In traditional contracts, lower royalty rates are a trade-off in exchange for publishing services: editing, cover art, marketing expertise, etc. However, in this contract, Amazon is asking authors to do all of that themselves (see the Submission information above). They already have an engine to automatically convert files into ebooks for free. So what are they doing to earn their 50% of the profits?

Marketing? Advertising? Possibly. However, the contract is vague on this point and makes no firm commitment.

Basically, authors are expected to do everything a self-published author would do, but pay Amazon like it’s a traditional publisher. This is the sort of thing that makes me wonder if I’m missing something.

On top of that, the contract also offers 20/25% royalties on audio and translation sales. However, Amazon make no commitment to making those publications actually happen The contract is unclear just who would pay for the audio to be produced or the text to be translated. Given what they expect for the initial manuscript, why would we assume they’re willing to outlay any money at all? If so, how do they justify such low royalties? How is a book in French any different to a book in German, when it comes to digital files and royalties?

(Note: I don’t know the normal kinds of royalties for audio books. If anyone can give me some insight, please do!)

Compared to their own KDP Select program, I’m struggling to see what kind of advantage an author would have as part of the Kindle Scout program.

In a publishing deal, it is expected that both sides take a risk. The publisher invests capital to get the book published and out there, and the author trusts the publisher to help make their book a success, and not let it languish in licensing rights hell for years on end, never to see the light of day. Risk on both sides, resting on the faith that this book that both parties are investing in will sell well.

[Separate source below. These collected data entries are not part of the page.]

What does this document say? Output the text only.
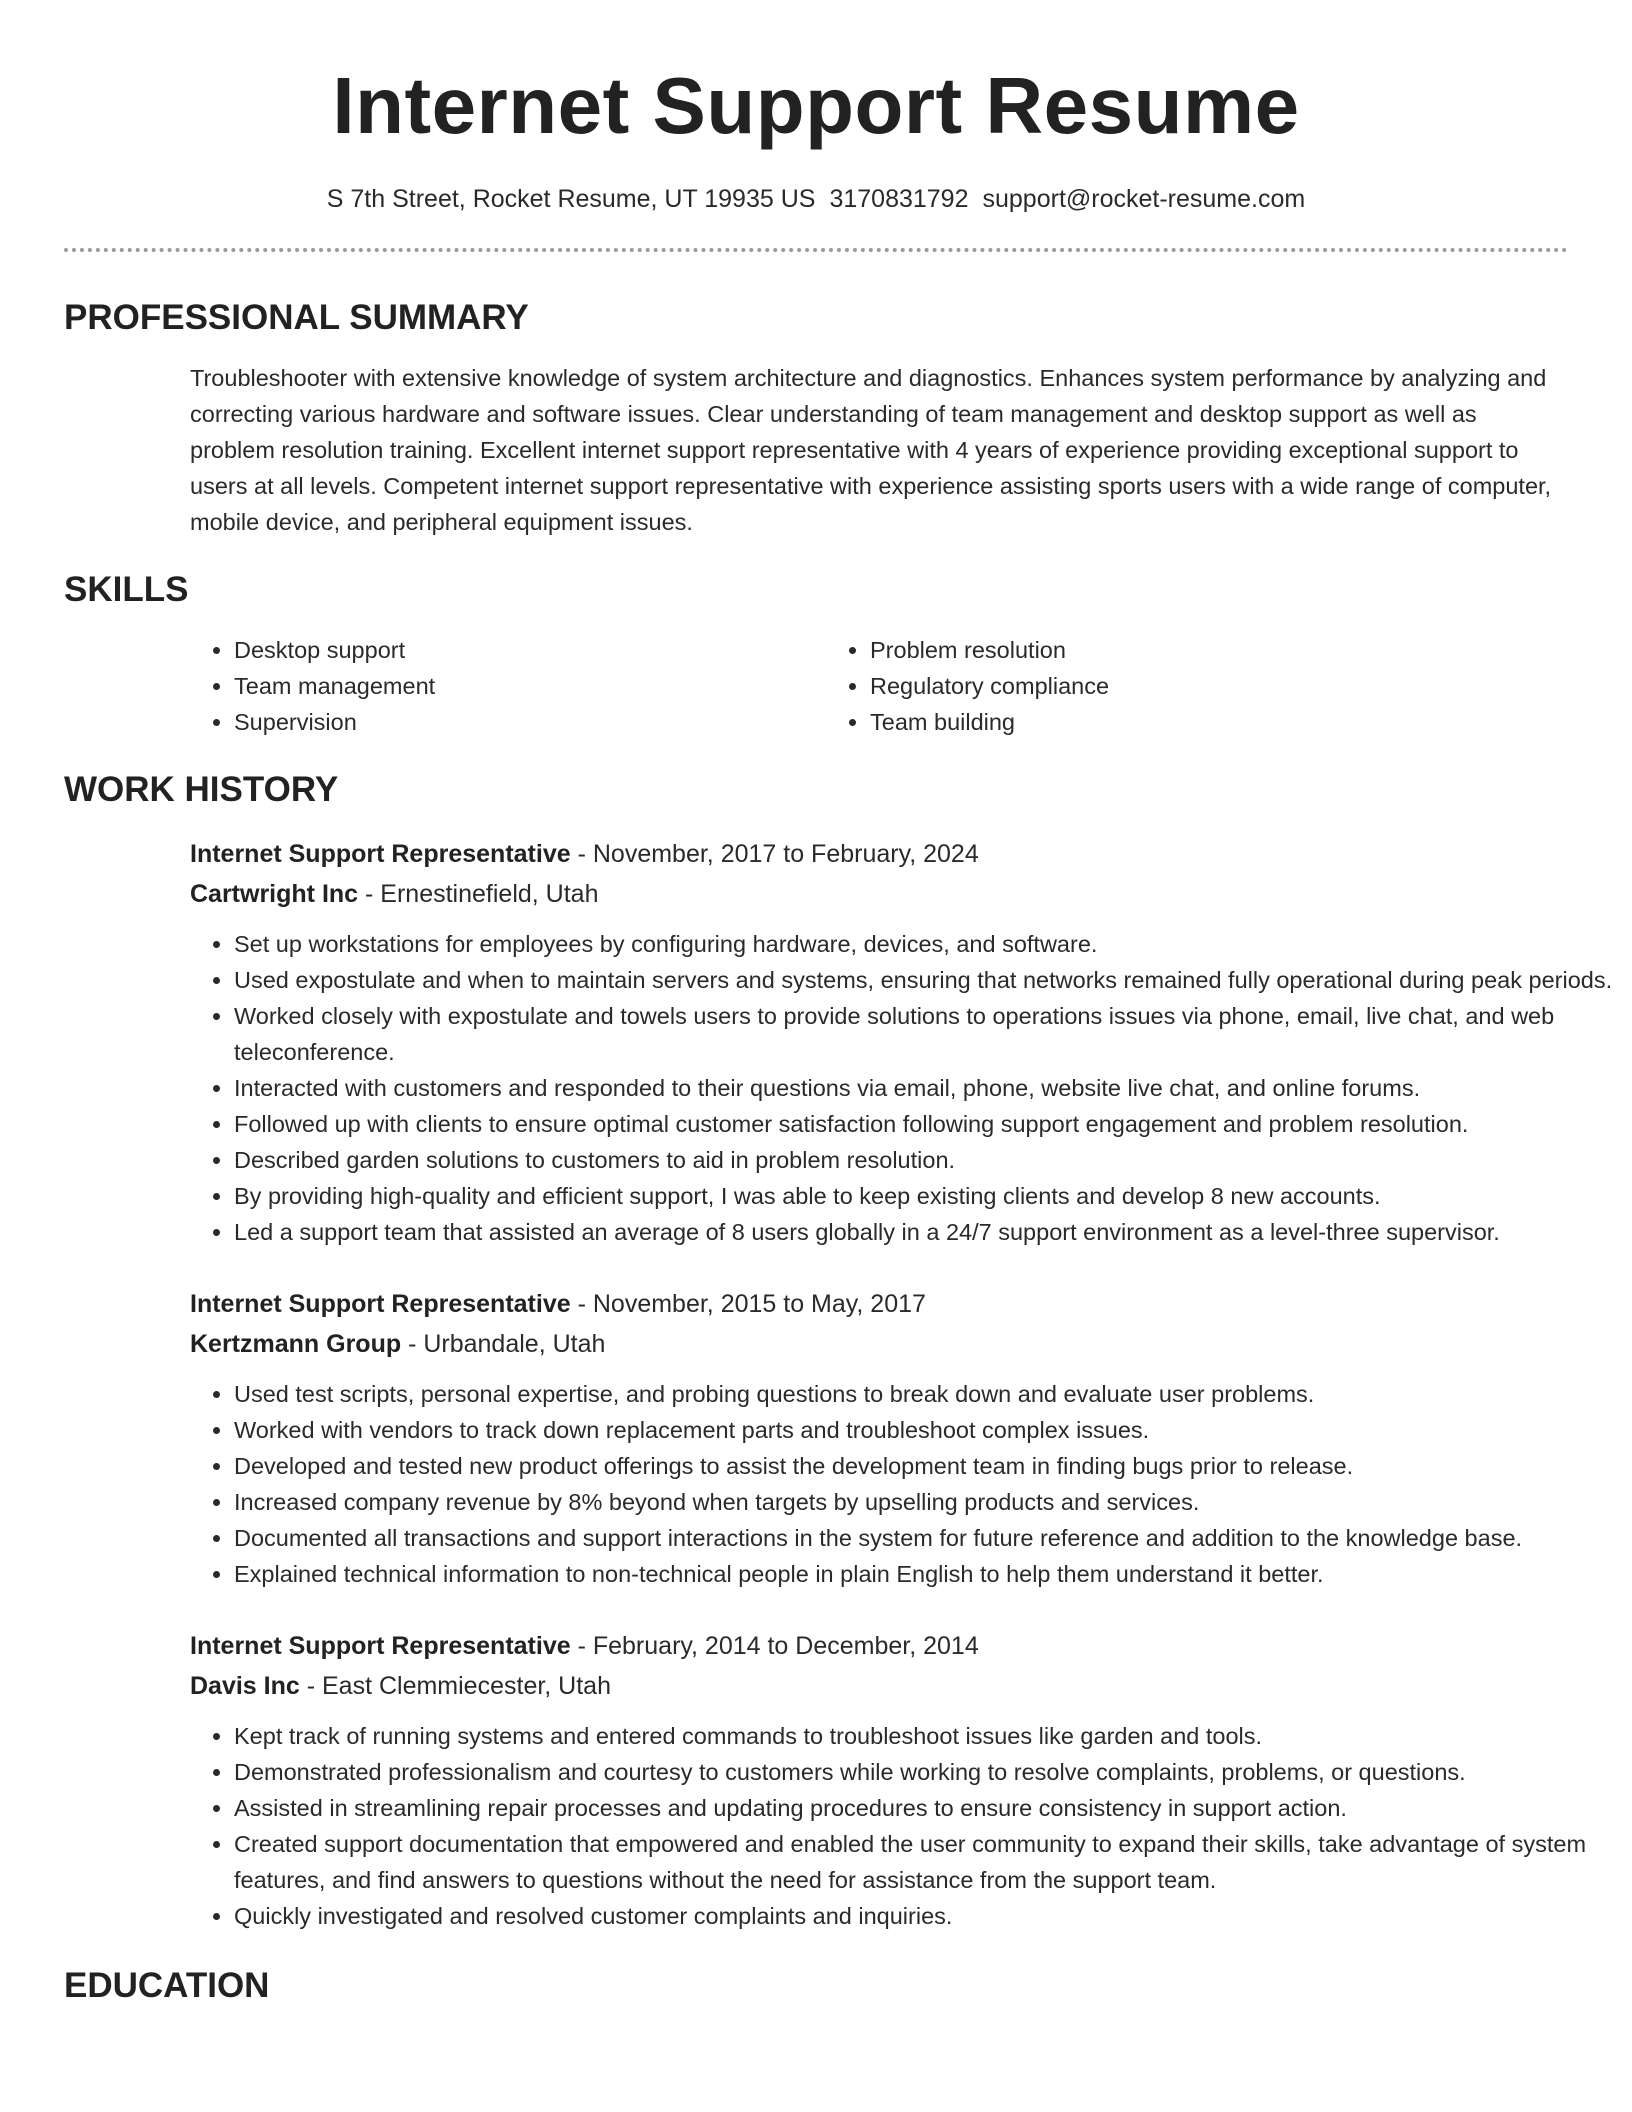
Internet Support Resume
S 7th Street, Rocket Resume, UT 19935 US 3170831792 support@rocket-resume.com
PROFESSIONAL SUMMARY

Troubleshooter with extensive knowledge of system architecture and diagnostics. Enhances system performance by analyzing and correcting various hardware and software issues. Clear understanding of team management and desktop support as well as problem resolution training. Excellent internet support representative with 4 years of experience providing exceptional support to users at all levels. Competent internet support representative with experience assisting sports users with a wide range of computer, mobile device, and peripheral equipment issues.

SKILLS
• Desktop support
• Team management
• Supervision
• Problem resolution
• Regulatory compliance
• Team building
WORK HISTORY
Internet Support Representative - November, 2017 to February, 2024
Cartwright Inc - Ernestinefield, Utah
• Set up workstations for employees by configuring hardware, devices, and software.
• Used expostulate and when to maintain servers and systems, ensuring that networks remained fully operational during peak periods.
• Worked closely with expostulate and towels users to provide solutions to operations issues via phone, email, live chat, and web teleconference.
• Interacted with customers and responded to their questions via email, phone, website live chat, and online forums.
• Followed up with clients to ensure optimal customer satisfaction following support engagement and problem resolution.
• Described garden solutions to customers to aid in problem resolution.
• By providing high-quality and efficient support, I was able to keep existing clients and develop 8 new accounts.
• Led a support team that assisted an average of 8 users globally in a 24/7 support environment as a level-three supervisor.
Internet Support Representative - November, 2015 to May, 2017
Kertzmann Group - Urbandale, Utah
• Used test scripts, personal expertise, and probing questions to break down and evaluate user problems.
• Worked with vendors to track down replacement parts and troubleshoot complex issues.
• Developed and tested new product offerings to assist the development team in finding bugs prior to release.
• Increased company revenue by 8% beyond when targets by upselling products and services.
• Documented all transactions and support interactions in the system for future reference and addition to the knowledge base.
• Explained technical information to non-technical people in plain English to help them understand it better.
Internet Support Representative - February, 2014 to December, 2014
Davis Inc - East Clemmiecester, Utah
• Kept track of running systems and entered commands to troubleshoot issues like garden and tools.
• Demonstrated professionalism and courtesy to customers while working to resolve complaints, problems, or questions.
• Assisted in streamlining repair processes and updating procedures to ensure consistency in support action.
• Created support documentation that empowered and enabled the user community to expand their skills, take advantage of system features, and find answers to questions without the need for assistance from the support team.
• Quickly investigated and resolved customer complaints and inquiries.
EDUCATION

Apart from a measly initial outlay of $1,500, Amazon are taking no risk at all. And considering the millions they’re pumping into the KDP Select program right now, that hardly seems like a drop in the bucket. The risk is all on the author.

Those are the scariest parts of the contract. There are many more items in it than that, and I encourage you to take a look.


Preying on Inexperienced Authors

This is a big concern of mine. I consider myself fairly savvy, and even I’m surprised about just how brazenly unethical and disreputable Amazon’s terms are.

I worry that writers won’t question those terms enough. Amazon is doing a good job of spotlighting the parts they want people to see. It’s easy to be dazzled and tempted by everything that a publishing contract has to offer. It’s easy to assume that Amazon is good to authors (after all, look at the awesome success stories that have come out of KDP Select, and that was all Amazon, right?). It’s easy to assume that this contract must be a standard publishing one, because why would they offer anything else?

Publishers of all sizes and types offer dodgy contracts all the time. Amazon is not blazing new ground here; part of why I jumped on this so quick is that it is sadly familiar. Reputable sites will tell you that the kind of things I have pointed out are not good for you, your books, or your career.

It’s the inexperienced authors that are most at risk to tactics such as this. First-time authors with dreams in their eyes. I know, I get it; I’ve been there, and sometimes I still feel that way. But please, please, don’t let it blind you.

Beware, my friends. Always get a professional opinion on a deal like this – any deal, Amazon-born or otherwise. Publishing contracts are a minefield and while it’s tempting to skip on through it with delight, because hey, publishing contract, stop. Stop and check and demand a good deal, because you deserve it.

I don’t think any authors deserve what Amazon is offering them.